There are several limitations associated with this modeling approach. First, the baseline model assumptions, including sensitivity and specificity, rely on the temporal applicability of the baseline model. That is, data drift and, relatedly, adjudication drift, can be problematic sources that affect the usefulness of the baseline model, along with any assumptions drawn9. Second, the binary outcome prevalence assumption faces a similar challenge. The underlying patient population in which the ICMs are prescribed can potentially change over time, changing the prevalence of the binary outcome of interest. Last, the distributional assumptions for bootstrapping the confidence intervals may require closer examination depending on the application. A key driver of variability is the uncertainty around the prevalence of positive outcomes. With a prevalence of 0.615, we assumed a beta distribution with rate parameters 100, and 62.6, resulting in 99% of the values falling between 0.54 and 0.710. This spread of potential prevalence values is very realistic for our application but may need to be loosened or tightened for other applications.
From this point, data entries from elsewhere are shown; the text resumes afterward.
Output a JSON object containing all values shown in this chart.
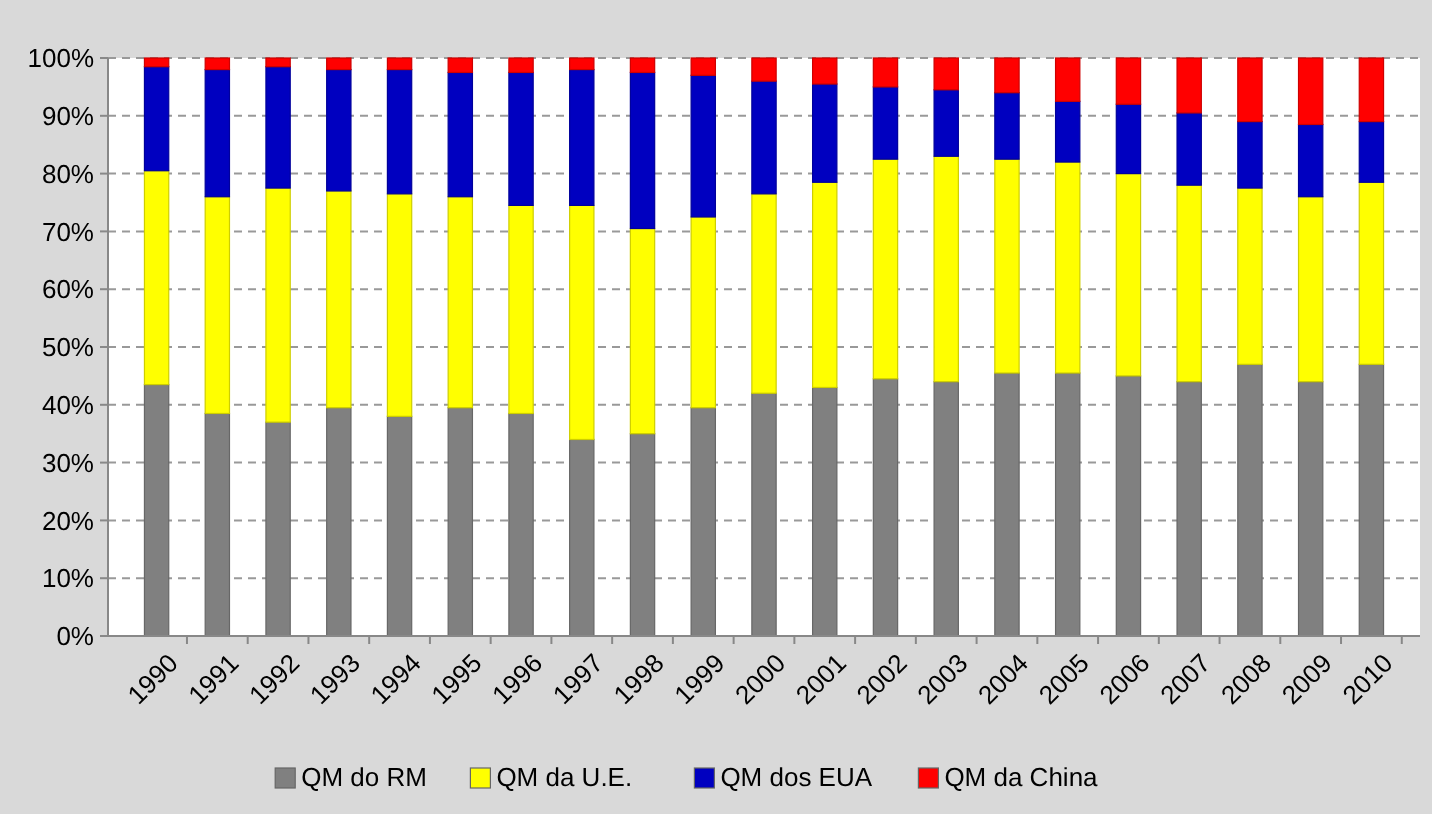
{
  "chart_data": {
    "type": "bar",
    "stacked": true,
    "categories": [
      "1990",
      "1991",
      "1992",
      "1993",
      "1994",
      "1995",
      "1996",
      "1997",
      "1998",
      "1999",
      "2000",
      "2001",
      "2002",
      "2003",
      "2004",
      "2005",
      "2006",
      "2007",
      "2008",
      "2009",
      "2010"
    ],
    "series": [
      {
        "name": "QM do RM",
        "color": "#808080",
        "values": [
          43.5,
          38.5,
          37,
          39.5,
          38,
          39.5,
          38.5,
          34,
          35,
          39.5,
          42,
          43,
          44.5,
          44,
          45.5,
          45.5,
          45,
          44,
          47,
          44,
          47
        ]
      },
      {
        "name": "QM da U.E.",
        "color": "#ffff00",
        "values": [
          37,
          37.5,
          40.5,
          37.5,
          38.5,
          36.5,
          36,
          40.5,
          35.5,
          33,
          34.5,
          35.5,
          38,
          39,
          37,
          36.5,
          35,
          34,
          30.5,
          32,
          31.5
        ]
      },
      {
        "name": "QM dos EUA",
        "color": "#0000c0",
        "values": [
          18,
          22,
          21,
          21,
          21.5,
          21.5,
          23,
          23.5,
          27,
          24.5,
          19.5,
          17,
          12.5,
          11.5,
          11.5,
          10.5,
          12,
          12.5,
          11.5,
          12.5,
          10.5
        ]
      },
      {
        "name": "QM da China",
        "color": "#ff0000",
        "values": [
          1.5,
          2,
          1.5,
          2,
          2,
          2.5,
          2.5,
          2,
          2.5,
          3,
          4,
          4.5,
          5,
          5.5,
          6,
          7.5,
          8,
          9.5,
          11,
          11.5,
          11
        ]
      }
    ],
    "ylim": [
      0,
      100
    ],
    "yticks": [
      {
        "value": 0,
        "label": "0%"
      },
      {
        "value": 10,
        "label": "10%"
      },
      {
        "value": 20,
        "label": "20%"
      },
      {
        "value": 30,
        "label": "30%"
      },
      {
        "value": 40,
        "label": "40%"
      },
      {
        "value": 50,
        "label": "50%"
      },
      {
        "value": 60,
        "label": "60%"
      },
      {
        "value": 70,
        "label": "70%"
      },
      {
        "value": 80,
        "label": "80%"
      },
      {
        "value": 90,
        "label": "90%"
      },
      {
        "value": 100,
        "label": "100%"
      }
    ],
    "grid": "y",
    "legend": "bottom"
  }
}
A secondary use case for this approach is during active learning, where the most difficult cases can be identified and examined more closely10. Beyond active learning, there is also a practical perspective, where it is important to only label data the minimum amount of data necessary to accomplish the task at hand. Extended periods of performing repetitive tasks, including manual adjudications, can result in fatigue and a decrease in the quality of labels11. To ensure the highest quality of labeling, adjudicators should focus on the most challenging cases for shorter durations. However, it is difficult to determine the challenging cases a priori, though it is possible for such cases to arise after many hours of adjudication, increasing the likelihood of errors for these edge cases. This is a very important concept, because in many situations, the difficult edge cases have the highest value in distinguishing between two high-performing models. Therefore, the discordant pair analysis can be used as part of a strategy to maximize adjudicators’ time by focusing efforts on the challenging cases, resulting in reduced time and effort needed to evaluate a model and produce better performance results.

Finally, an important extension of this approach is to the case where there are multiple cases per patient. We ignored multiple cases per patient purely for illustrative purposes, but it is important to properly adjust estimates, especially around the construction of confidence intervals. Thus, future work will adapt generalized estimating equations12 or generalized linear mixed effects models13 to constructing confidence intervals.